How is that different from pragmatism (the truth as what our convictions drive us to think)? Or from Nietzschean perspectivism, social constructivism?

How about the truth as certainty? (Do you have certainty about what you believe?)

Yet commonly given answers to these questions leave much unsettled. This book attempts to avoid those defects and give answer to that most central question concerning truth: How do we truly hear or see?

so you wish to defend truth?

Today we are seeing disbelief in truth, encouragement to drop the concept altogether:

the truth is ‘not out there’, says Richard Rorty;

we can now stop thinking, says Michael Lynch, that “There is only One Truth”; etc.

This prompts defenders to defend a straightforward conception of truth.

But is truth straightforward? Is it, by any chance, too simple explanations of truth that have brought this attack on in the first place?

There is a great deal of human trouble with truth. Both defenders and attackers seem unwilling to recognize that in its connection with human lives truth is complex. Many of the common assertions about truth hurled back and forth across the divide turn out to be false. Few of the issues inseparably related to truth throughout history seem to surface in discussions on either side.

the historical issues

This book is written for those who wish to see more deeply into the issue of truth, under the guidance of past thinkers. It offers a kind of corrective lesson on the nature of truth drawn from claims going back to the time of the Patriarchs and ancient Egypt.

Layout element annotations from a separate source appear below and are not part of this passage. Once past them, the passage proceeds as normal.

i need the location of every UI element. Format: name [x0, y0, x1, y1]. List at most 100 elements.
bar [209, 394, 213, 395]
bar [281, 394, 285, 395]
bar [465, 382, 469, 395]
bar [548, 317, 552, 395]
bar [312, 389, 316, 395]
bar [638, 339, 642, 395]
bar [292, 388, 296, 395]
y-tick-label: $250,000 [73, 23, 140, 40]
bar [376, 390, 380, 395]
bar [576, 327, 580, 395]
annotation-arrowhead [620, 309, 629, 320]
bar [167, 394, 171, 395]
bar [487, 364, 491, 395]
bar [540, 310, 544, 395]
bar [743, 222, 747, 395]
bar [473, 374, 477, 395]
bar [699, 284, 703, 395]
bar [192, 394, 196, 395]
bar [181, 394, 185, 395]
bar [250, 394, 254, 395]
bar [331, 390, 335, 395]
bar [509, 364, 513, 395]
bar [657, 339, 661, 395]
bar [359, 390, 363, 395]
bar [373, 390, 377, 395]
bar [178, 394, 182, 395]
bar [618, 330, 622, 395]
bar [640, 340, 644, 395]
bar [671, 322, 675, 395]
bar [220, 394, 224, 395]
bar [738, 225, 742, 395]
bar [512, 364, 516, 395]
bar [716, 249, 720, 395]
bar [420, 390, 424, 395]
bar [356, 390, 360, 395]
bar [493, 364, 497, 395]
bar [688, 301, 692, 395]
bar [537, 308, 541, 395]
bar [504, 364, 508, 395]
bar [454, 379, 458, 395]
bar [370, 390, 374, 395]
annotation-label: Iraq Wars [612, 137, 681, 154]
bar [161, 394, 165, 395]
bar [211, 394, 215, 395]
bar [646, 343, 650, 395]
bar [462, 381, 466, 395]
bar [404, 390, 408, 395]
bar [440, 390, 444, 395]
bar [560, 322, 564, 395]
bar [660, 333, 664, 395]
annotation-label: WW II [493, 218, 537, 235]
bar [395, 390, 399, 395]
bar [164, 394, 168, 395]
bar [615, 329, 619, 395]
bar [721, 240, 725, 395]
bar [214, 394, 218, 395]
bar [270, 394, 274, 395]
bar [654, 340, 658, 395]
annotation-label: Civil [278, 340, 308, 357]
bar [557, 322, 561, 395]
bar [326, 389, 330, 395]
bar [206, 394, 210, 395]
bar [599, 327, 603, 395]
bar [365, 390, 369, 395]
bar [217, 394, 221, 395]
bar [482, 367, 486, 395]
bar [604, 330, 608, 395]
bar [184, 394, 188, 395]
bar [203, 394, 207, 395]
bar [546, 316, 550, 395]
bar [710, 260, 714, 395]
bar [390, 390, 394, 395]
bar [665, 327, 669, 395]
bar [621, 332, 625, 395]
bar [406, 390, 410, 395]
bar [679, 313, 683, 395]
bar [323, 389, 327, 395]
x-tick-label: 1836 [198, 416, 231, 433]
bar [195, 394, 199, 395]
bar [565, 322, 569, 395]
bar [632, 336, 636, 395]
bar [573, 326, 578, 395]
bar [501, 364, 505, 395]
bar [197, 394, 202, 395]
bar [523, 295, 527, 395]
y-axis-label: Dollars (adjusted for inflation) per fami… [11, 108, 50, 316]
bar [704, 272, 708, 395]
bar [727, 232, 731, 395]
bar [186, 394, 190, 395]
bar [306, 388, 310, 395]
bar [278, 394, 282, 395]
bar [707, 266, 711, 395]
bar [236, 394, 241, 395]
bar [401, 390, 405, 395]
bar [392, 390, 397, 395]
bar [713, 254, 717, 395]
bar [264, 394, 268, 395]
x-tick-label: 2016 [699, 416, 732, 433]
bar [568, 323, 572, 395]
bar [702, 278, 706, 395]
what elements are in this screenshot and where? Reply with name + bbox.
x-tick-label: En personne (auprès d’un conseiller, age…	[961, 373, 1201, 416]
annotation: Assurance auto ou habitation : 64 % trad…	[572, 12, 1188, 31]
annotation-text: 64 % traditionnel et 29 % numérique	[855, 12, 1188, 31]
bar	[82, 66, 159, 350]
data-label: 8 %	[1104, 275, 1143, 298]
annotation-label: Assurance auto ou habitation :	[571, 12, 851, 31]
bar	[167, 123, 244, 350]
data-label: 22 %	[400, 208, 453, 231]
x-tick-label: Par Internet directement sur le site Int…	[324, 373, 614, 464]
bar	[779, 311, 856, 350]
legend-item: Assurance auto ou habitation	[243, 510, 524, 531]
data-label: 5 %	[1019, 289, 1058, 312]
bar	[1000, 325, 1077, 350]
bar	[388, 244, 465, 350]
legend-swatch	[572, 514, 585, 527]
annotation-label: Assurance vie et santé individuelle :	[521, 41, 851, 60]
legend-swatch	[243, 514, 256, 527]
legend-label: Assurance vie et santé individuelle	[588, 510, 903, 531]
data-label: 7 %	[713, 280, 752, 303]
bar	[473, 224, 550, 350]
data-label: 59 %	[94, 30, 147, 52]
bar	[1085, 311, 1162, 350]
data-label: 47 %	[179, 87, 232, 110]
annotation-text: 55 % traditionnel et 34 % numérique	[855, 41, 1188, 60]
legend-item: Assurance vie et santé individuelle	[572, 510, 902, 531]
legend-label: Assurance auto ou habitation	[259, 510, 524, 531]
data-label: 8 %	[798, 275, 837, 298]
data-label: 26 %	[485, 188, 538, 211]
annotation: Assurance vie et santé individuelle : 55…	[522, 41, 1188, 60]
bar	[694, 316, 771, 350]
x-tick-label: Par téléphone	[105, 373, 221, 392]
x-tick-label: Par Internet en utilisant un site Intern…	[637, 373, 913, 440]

Some 50 positions and counter-positions (good and bad ideas about truth) are treated:

  • the self-contradictoriness of rejecting truth,
  • man as the beast that makes claims,
  • the absolute character of all statements,
  • the nature of ideas,
  • unwelcome ideas (why?),
  • the role of ideas in the ‘construction of reality’,
  • the issue of certainty,
  • the ambiguity in professions of relativism;
  • etc.

An effort is made to treat each position in a careful way, to avoid sound-bite dismissals that have weakened the understanding of truth. 

the depth of truth

But is the issue with truth believing in it, getting the right view of it, or serving it? (Yet how to serve it if you cannot identify it?)

Considerations often ignored in modern accounts of truth but native to the ancient discussion are not ignored here: truth in relation to the heart, humility, the danger of the pleasures of truth and the sacrifices truth demands, the issue of seeking, and the centrality of the love of truth.

What it is hoped this book imparts is a deeply Biblical, philosophically informed, truer understanding of truth.